O café da manhã no encontro anual das concessionárias da Toyota em Las Vegas no outono passado foi um evento exclusivo, apenas para convidados, onde os participantes foram instruídos a cobrir as câmeras de seus celulares com adesivos vermelhos.
Falando estava Stephen Ciccone, principal lobista da Toyota. Ele disse que a indústria enfrenta uma crise existencial – não por causa da economia ou dos preços dos combustíveis, mas por causa dos limites mais fortes para a poluição dos tubos de escape que estão sendo propostos nos Estados Unidos. As regras eram “ruins para o país, ruins para o consumidor e ruins para a indústria automobilística”, disse ele, de acordo com um memorando que mais tarde circulou entre as concessionárias Toyota e que foi revisado pelo The New York Times.
“Por mais de dois anos, a Toyota e nossos revendedores parceiros têm estado sozinhos na luta contra as exigências irrealistas de BEV”, escreveu ele, usando a sigla para veículos elétricos a bateria. “Recebemos muitos golpes de ativistas ambientais, da mídia e de alguns políticos. Mas não recuamos – e não iremos – recuar.”
Na quarta-feira, a Agência de Proteção Ambiental finalizou as regras de emissões de escapamento que exigem que os fabricantes de automóveis cumpram novos e rígidos limites de emissões médias. As regras são algumas das mais significativas destinadas ao combate às alterações climáticas na história dos Estados Unidos.
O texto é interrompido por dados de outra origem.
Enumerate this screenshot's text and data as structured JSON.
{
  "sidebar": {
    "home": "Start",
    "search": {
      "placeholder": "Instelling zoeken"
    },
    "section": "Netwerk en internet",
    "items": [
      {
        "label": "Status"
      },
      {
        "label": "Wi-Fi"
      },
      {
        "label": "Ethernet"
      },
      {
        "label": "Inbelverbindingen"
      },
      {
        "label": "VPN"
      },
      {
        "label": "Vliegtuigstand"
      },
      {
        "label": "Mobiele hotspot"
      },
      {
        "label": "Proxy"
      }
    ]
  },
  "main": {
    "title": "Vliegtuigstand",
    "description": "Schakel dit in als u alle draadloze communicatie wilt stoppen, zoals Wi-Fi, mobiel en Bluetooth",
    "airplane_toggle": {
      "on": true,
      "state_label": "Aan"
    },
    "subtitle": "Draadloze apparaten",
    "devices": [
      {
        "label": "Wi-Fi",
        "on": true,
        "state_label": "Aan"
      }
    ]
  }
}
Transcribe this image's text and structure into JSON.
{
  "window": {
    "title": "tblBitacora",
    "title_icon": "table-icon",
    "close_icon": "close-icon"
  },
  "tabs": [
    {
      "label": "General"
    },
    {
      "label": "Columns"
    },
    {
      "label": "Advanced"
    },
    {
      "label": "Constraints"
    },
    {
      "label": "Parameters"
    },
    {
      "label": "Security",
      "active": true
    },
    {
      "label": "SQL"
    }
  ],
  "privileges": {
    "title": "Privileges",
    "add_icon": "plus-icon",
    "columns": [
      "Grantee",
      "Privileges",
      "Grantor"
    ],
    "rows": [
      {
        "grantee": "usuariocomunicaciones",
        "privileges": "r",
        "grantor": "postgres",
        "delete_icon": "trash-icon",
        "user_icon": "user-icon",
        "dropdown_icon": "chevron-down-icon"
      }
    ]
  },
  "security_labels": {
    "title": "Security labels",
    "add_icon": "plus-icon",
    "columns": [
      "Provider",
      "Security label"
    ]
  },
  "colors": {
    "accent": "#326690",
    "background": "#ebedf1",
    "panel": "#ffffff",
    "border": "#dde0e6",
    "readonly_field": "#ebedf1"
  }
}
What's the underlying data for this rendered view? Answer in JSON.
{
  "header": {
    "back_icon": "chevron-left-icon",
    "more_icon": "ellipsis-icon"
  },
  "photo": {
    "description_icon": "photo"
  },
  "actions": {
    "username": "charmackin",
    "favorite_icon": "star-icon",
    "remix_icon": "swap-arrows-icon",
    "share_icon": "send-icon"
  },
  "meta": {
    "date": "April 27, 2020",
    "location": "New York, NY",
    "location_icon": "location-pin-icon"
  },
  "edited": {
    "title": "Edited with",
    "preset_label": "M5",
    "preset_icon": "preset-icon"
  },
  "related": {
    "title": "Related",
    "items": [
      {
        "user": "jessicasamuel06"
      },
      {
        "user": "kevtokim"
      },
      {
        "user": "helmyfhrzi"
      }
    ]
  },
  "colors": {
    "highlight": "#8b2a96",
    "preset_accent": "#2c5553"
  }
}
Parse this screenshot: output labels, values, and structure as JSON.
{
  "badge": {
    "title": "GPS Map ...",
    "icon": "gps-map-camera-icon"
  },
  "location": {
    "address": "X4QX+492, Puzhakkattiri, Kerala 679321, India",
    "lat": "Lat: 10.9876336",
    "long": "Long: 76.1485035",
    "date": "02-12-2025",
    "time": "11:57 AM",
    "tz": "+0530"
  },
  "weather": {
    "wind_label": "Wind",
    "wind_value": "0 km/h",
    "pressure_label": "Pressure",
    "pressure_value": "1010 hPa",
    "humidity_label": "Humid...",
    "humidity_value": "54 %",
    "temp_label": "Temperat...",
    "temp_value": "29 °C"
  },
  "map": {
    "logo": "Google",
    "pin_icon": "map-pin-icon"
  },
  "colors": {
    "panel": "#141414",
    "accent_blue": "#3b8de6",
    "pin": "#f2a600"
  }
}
Mas as regras flexibilizaram elementos importantes de uma proposta anterior e mais rigorosa. Em particular, os regulamentos finais foram favoráveis aos carros híbridos, aqueles que funcionam tanto a gasolina como a electricidade – dando um papel maior a um mercado dominado pela Toyota.
A Toyota, ao que parecia, saiu vitoriosa.
Outrora líder em automóveis ecológicos, a Toyota consolidou o seu papel como voz de cautela contra a electrificação demasiado rápida da indústria automóvel, utilizando o seu poder de lobby e de relações públicas para se opor a uma mudança rápida que os especialistas consideram fundamental para combater as alterações climáticas.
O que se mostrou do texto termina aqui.